The bad news is that I am a Baptist. Born and bred, with Sunday school attendance pins to prove it.
The good news is that I am a Baptist, with the inherent right that the denomination gives me to make up my mind about what I believe to be the proper interpretation of Scripture and how I apply it to my own life.
That latter part was very good news when my denomination succeeded in embarrassing many Baptists just like me by deciding to boycott the Walt Disney Co.
I’m not a staunch defender of Disney.
It owned the Fort Worth Star-Telegram for a brief time, and while the newsroom blossomed with mouse ears, Mickey statues and stuff like that, many in the editorial department were uncomfortable at being owned by what is primarily an entertainment company.
But it is just an entertainment company, and a very good one at that.
In my brief association with Disney, I was impressed at the lengths to which it will go to protect its public image.
For example: a lengthy list of what is and what is not proper to wear if you work on actual Disney property. Thank goodness those rules did not apply to the newsroom or the fashion police would have dragged us all, kicking and screaming, off to prison. Maybe even to a lethal injection.
But more impressive were the rules regarding name badges. Disney “cast members,” as they call them, wear badges when on Disney property such as theme parks. But they take them off when they are off campus. The reason: If they are engaged in some activity that might prove negative to the corporate image - like having a cocktail - they are not supposed to be easily identifiable as Disney workers.
The issue, of course, to the Baptists is that Disney permits benefits to same-sex partners.
If you don’t know, a brief description of how the Southern Baptist Convention works is in order.
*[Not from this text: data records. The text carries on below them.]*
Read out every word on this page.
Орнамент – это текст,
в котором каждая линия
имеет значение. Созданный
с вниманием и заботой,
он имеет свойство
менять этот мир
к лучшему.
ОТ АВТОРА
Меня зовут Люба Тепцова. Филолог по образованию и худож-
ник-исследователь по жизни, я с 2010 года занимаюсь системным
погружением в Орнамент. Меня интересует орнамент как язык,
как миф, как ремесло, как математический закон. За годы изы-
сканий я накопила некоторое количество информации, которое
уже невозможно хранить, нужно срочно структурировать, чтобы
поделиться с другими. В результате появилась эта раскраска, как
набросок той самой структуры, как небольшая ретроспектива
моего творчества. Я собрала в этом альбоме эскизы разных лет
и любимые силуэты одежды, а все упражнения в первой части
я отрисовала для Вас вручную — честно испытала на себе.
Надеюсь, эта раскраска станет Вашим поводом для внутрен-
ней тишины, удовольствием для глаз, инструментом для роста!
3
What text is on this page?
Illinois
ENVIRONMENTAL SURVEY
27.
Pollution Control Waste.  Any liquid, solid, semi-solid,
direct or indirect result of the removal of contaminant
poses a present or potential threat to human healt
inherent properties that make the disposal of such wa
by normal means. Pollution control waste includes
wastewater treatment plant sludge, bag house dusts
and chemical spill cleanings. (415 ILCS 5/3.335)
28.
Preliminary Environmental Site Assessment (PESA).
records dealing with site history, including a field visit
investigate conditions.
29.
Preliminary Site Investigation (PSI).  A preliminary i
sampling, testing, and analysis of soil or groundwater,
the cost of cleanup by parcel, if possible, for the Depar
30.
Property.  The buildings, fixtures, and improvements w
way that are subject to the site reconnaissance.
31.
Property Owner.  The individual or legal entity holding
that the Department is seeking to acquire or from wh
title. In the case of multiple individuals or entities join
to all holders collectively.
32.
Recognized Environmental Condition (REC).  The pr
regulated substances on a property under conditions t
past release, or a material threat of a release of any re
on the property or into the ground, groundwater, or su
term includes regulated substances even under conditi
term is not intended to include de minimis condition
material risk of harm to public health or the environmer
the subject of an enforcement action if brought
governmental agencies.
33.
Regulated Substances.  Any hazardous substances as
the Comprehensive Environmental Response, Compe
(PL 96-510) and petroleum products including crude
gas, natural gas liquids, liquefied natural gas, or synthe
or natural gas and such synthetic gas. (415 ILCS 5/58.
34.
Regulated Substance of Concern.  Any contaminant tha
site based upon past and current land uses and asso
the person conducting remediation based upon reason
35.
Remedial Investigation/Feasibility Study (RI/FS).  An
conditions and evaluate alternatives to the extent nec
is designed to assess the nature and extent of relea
First, there now are two major Baptist groups: the SBC and the Cooperative Baptist Fellowship. The start-up CBF was headed by Cecil Sherman, a former pastor of Broadway Baptist Church in Fort Worth. CBF was born out of the conservative takeover of the SBC that was a decade or more in the making. Some Baptist churches participate in both the CBF and SBC. At my church, we give members a choice of where that percentage of their money goes.
Second, Baptist churches are autonomous. Only the local body of believers can make decisions affecting that church. But those decisions affect no other churches.
The conventions - both of them - are cooperative efforts through which Baptist groups contribute money for mission work, consolidated supplies such as publishing, and other efforts.
But decisions made by the convention are binding on local congregations only if the local congregations want them to be.
At the heart of the denomination is the biblical concept of the priesthood of the believer. Believers are expected to interpret Scripture on their own - with study, through prayer and assisted by preaching - and they are responsible for their own relationship with God.
So some will abide by the suggestion to boycott Disney and some will ignore it. It’s a messy way to run a religion, but it’s the way Baptists do it, and it’s not going to change.